その第一のリスクはパラダイムの転換が進みつつあることだ。リーマンショック以降未曾有の金融緩和により世界的に株高・ドル高が進んできたが、すでに米欧が金融正常化へと転じていることから、これまでの低金利を背景にしたビジネスモデルが機能しなくなりつつある。実際米国の株式市場は過去10年で6千ドル台から26千ドル台まで上昇した。しかし2018年を振り返っても2月には約3千ドルの下落、そして10月にも2千ドルの下落と調整局面が目立つようになった。さらに11月に入り米国株高の象徴でもあったアップルが下落に転じたことはパラダイムの変化を如実に語っている。過去10年余りで90憶個ものスマホが売られたと言われる通り、すでにアップル商品は世界中に行き渡りその飽和感にアップル神話も影が差してきているのは否めない。

 

そして第2点がチャイナリスク勃発の懸念だ。現状11月30日~12月1日にアルゼンチンで行われるG20での米中首脳会談を前に両国関係の改善が期待されている。しかし米国は米中貿易戦争を経済問題としてではなく、安保問題つまりG2の覇権争いととらえている。つまり米中の雪解けが世界の通商問題を好転させると単純に考えるのは難しい。そして中国経済の実情はといえば、ゴーストタウンに見られるように過剰投資と過剰債務による高度成長を継続するのはもはや限界だ。さらに2500近辺で低迷する上海総合指数が底割れする可能性もなしとせず、チャイナリスクは今や発火寸前と言うところだ。

 

そして3番目に気になるのは日本の財政・金融リスク爆発の恐れだ。安倍首相はアベノミクスの集大成としてこれからの3年を位置付け、異次元緩和からの脱却を能天気に語っている。しかし日銀の資産残高は553兆円とGDPを超え、副作用により銀行が疲弊し金融システムは脆弱化しているだけに先行きは暗い。つまり外的なリスクにより円高デフレが再発した場合その難局に対応すべき次の一手が見当たらないのだ。
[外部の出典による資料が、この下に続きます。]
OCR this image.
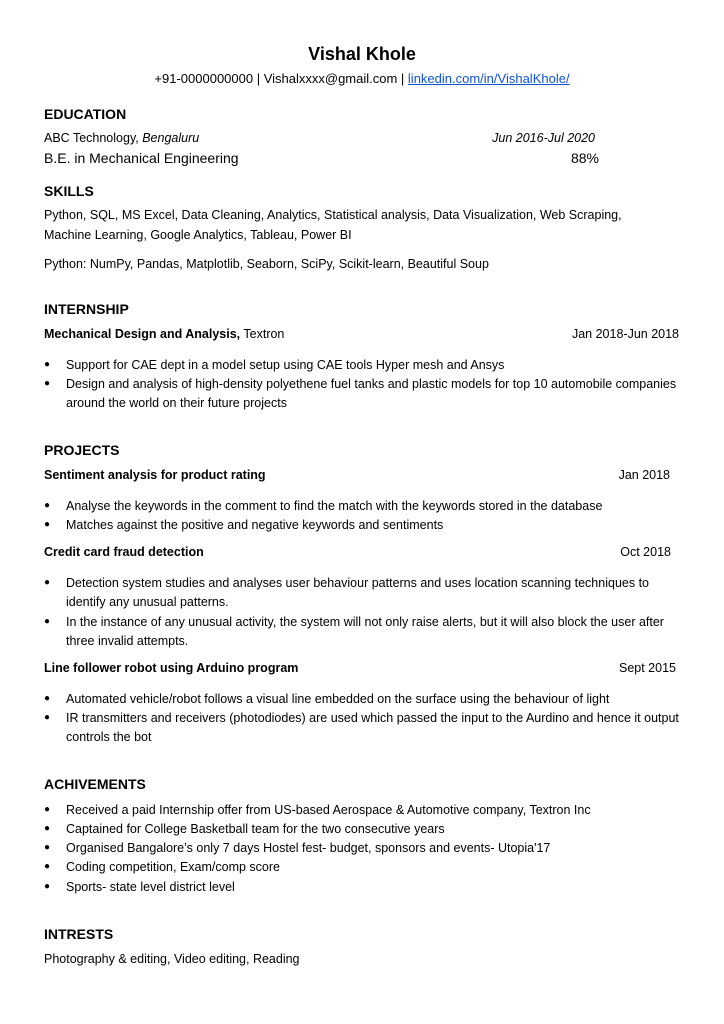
Vishal Khole
+91-0000000000 | Vishalxxxx@gmail.com | linkedin.com/in/VishalKhole/
EDUCATION
ABC Technology, Bengaluru	Jun 2016-Jul 2020
B.E. in Mechanical Engineering	88%
SKILLS
Python, SQL, MS Excel, Data Cleaning, Analytics, Statistical analysis, Data Visualization, Web Scraping,
Machine Learning, Google Analytics, Tableau, Power BI
Python: NumPy, Pandas, Matplotlib, Seaborn, SciPy, Scikit-learn, Beautiful Soup
INTERNSHIP
Mechanical Design and Analysis, Textron	Jan 2018-Jun 2018
●
Support for CAE dept in a model setup using CAE tools Hyper mesh and Ansys
●
Design and analysis of high-density polyethene fuel tanks and plastic models for top 10 automobile companies around the world on their future projects
PROJECTS
Sentiment analysis for product rating	Jan 2018
●
Analyse the keywords in the comment to find the match with the keywords stored in the database
●
Matches against the positive and negative keywords and sentiments
Credit card fraud detection	Oct 2018
●
Detection system studies and analyses user behaviour patterns and uses location scanning techniques to identify any unusual patterns.
●
In the instance of any unusual activity, the system will not only raise alerts, but it will also block the user after three invalid attempts.
Line follower robot using Arduino program	Sept 2015
●
Automated vehicle/robot follows a visual line embedded on the surface using the behaviour of light
●
IR transmitters and receivers (photodiodes) are used which passed the input to the Aurdino and hence it output controls the bot
ACHIVEMENTS
●
Received a paid Internship offer from US-based Aerospace & Automotive company, Textron Inc
●
Captained for College Basketball team for the two consecutive years
●
Organised Bangalore’s only 7 days Hostel fest- budget, sponsors and events- Utopia'17
●
Coding competition, Exam/comp score
●
Sports- state level district level
INTRESTS
Photography & editing, Video editing, Reading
一方円安は6年にもおよび米ドルも名目実効レートベースで見れば歴史的な高水準となっている。したがって相場の循環理論にしたがえば、早晩円高・ドル安への調整が起きるのは必然だろう。つまりいつどこで中期的な円買いポジションを作るかが当面のテーマであり、12月そして114円がひとつの目途ではないかと思っているところだ。